Cerissa Brown says that education is very important to her. She says the Birmingham Promise is “not what it seems.” She says the program disadvantages K-12.
Mayor Woodfin says that attacks on Birmingham Promise are “mischaracterizations.” He says the program does not have academic requirements so the scholarships cannot be taken away. For opponents to have a problem with the program “is just shooting blanks with misinformation.”
Scales says that the Bell Plan came at a major cost. She says that she worked with Birmingham schools “before I knew of a Randall Woodfin.” She says “why are we steadily losing students?” She says she’s “been privy to students” that did not receive Birmingham Promise funds that should have.

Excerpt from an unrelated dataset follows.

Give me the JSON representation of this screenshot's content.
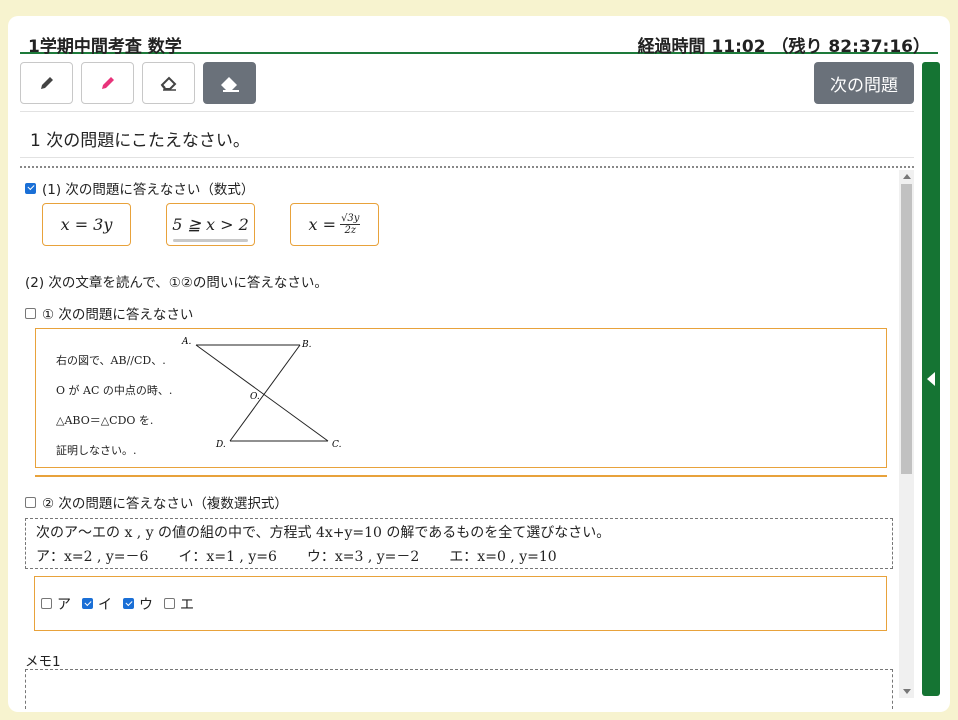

Hill says that he has a better plan than Birmingham Promise and tauts a black history program in city schools. Hill says Woodfin needs to “speak facts and stop playing with people’s money.”
Williams says Woodfin took a “blank check” when he was on the school board, but opposes it now.
Napoleon Gonzalez joins the debate.
7:11 p.m. – CBS 42’s Sherri Jackson asks Williams whether stronger gun laws would combat gun violence in the city. Darryl Williams says that “you need to give men something to do” to stop crime. He also says “you need a police chief from Birmingham.” Scales responds by saying that we need to work with the state legislature to strengthen gun laws. She says we don’t need to desensitize crime. Hill said tougher laws are necessary, but so is better leadership. He says there is a divide between BPS and JCSO. Brown cites legislation by Rep. Cori Bush that could make the city safer.
7:05 p.m. – Darryl Williams joins the debate. Commissioner Scales is asked about Birmingham’s land bank and how she would clear the way for the land bank to help improving blighted properties. Scales says that the land bank was never properly funded. She says that there needs to be a standalone board for the landbank that is separate from city politics. She says there needs to be streamlining of the program.
7:04 p.m. – Philemon Hill is asked what single policy could reduce crime. Hill says no one policy would work, but that crisis intervention programs could help. No candidates rebut.
7:00 p.m. – Cerissa Brown is asked about basic services in Birmingham like trash pickup and what she would do to improve these services. Brown said she has long worked in customer service. “We will have a department that listens…and acts.” Woodfin says no public service workers were laid off. Scales takes issue with this. Scales says “women were being asked to get on the garbage truck or go home” days ago.
6:58 p.m. – Mayor Bell is asked whether gun violence should be considered a public health issue. He says that “there is a certain element of mental illness” when it comes to gun violence. “It is a health issue,” he says. No candidates attempt to rebut.
6:57 p.m. – Mayor Woodfin is asked why companies should relocate to Birmingham. Woodfin says that people should choose Birmingham because of incentives for businesses and workforce development programs.
6:54 p.m. – Philemon Hill is asked about his priorities. He says dealing with COVID-19 is number one. Next up he says revitalizing neighborhoods is important. Finally, he says expanding the airport.
Commissioner Scales is asked about senior citizen care. Scales says that she has already provided senior services as a commissioner.
6:52 p.m. – Cerissa Brown is asked what her biggest failure in life has been. She says she should’ve tried harder for more opportunities in high school and middle school.
6:51 p.m. – CBS 42’s Sherri Jackson asks former Mayor Bell about the new census numbers. He says that Birmingham has been losing population for a while. He says his administration had many strategies to reverse this and that they worked. He says the biggest concern of citizens is the education and shootings in the city. with change in leadership, he says, we can improve quality of life.
6:49 p.m. – Candidates are being introduced.
6:45 p.m. – The debate will begin shortly.
6:30 p.m. – The debate is scheduled to begin.